The Martin Luther King Jr. Celebration Dinner honors King’s legacy of pursuing social change no matter the personal consequences.
“King never chose fear, but always chose courage and determination when fighting for civil rights in the face of oppression, ignorance and violence. He refused to allow prison, violence or the threat of death sway his end mission,” the National Civil Rights Museum states on its website.
“[The MLK committee’s] goal is to look at figures who they feel represent the true, complete legacy of Dr. King,” saidDebra Lee-Distefano, professor of Spanish. “Diversity is supposed to be a space of free and open discourse. It's supposed to disregard a person's political affiliation, their religious affiliation.”
King led protests and boycotts and is considered one of the greatest nonviolent leaders in world history.
But King’s nonviolent approach did not always bode well for him. He refused to turn away from altercations and was imprisoned 29 times for acts of civil disobedience, according to The King Center.
His efforts for civil rights did not stop with African Americans. From 1965 until his death in 1968, King focused his shift toward economic justice and international conflict. Some of his principles were that “men and women everywhere, regardless of color or creed, are equal members of the human family,” according to The King Center.
King consistently found himself in the public spotlight because he pushed for societal change.
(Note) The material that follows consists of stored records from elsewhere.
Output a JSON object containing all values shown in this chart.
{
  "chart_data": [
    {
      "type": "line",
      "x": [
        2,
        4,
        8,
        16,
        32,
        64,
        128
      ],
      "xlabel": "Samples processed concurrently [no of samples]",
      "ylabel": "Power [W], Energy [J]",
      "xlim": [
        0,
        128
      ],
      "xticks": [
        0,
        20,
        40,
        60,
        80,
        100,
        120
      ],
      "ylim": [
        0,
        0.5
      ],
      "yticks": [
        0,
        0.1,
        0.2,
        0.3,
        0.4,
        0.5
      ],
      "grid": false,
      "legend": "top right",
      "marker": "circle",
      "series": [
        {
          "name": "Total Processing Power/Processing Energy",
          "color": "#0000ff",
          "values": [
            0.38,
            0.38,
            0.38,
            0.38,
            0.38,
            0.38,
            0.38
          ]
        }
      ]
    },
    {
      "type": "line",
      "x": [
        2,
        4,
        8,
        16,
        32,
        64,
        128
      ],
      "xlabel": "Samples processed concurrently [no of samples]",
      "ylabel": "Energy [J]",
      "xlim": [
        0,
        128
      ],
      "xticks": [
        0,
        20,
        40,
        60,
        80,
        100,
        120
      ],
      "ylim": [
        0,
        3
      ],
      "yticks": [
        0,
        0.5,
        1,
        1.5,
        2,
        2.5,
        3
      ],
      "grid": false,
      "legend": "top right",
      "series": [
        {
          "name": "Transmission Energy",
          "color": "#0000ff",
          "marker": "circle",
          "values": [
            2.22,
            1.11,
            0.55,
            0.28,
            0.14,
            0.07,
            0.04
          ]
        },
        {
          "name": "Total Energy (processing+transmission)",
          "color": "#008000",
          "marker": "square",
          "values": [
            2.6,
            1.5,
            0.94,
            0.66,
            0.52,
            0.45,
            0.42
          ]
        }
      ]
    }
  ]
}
In many ways, Davis has done the same.
Throughout her life, Davis has advocated for gender equity, prison reform and alliances across races.
Davis was associated with many groups, most notably the Black Panthers and Che-Lumumba Club, an all-black branch of the Communist Party.
In 1970, Davis supported three men accused of killing a prison guard according to the New York Times. During the trial, one of the men attempted to escape and several people were killed. Davis was charged with murder because the guns used were registered to her.
She spent 18 months on trial and in jail after being placed on the FBI’s “Ten Most Wanted List” and was acquitted in June 1972.
“[Davis] is someone who has led her entire life working against injustice,” Lee-Distefano said. “She definitely sees the world from the point that there is oppression and that there are systems in place that oppress others. I think she represents a very strong left-leaning ideology that a lot of people do not appreciate.”
Today, Davis lectures at universities across the nation discussing issues such as race, the criminal justice system and women’s rights.
“I think Angela Davis is a beautiful expression of someone who has consistently been denied, but has continued to live through that for the betterment and advancement of African Americans and colored people,” Cox said.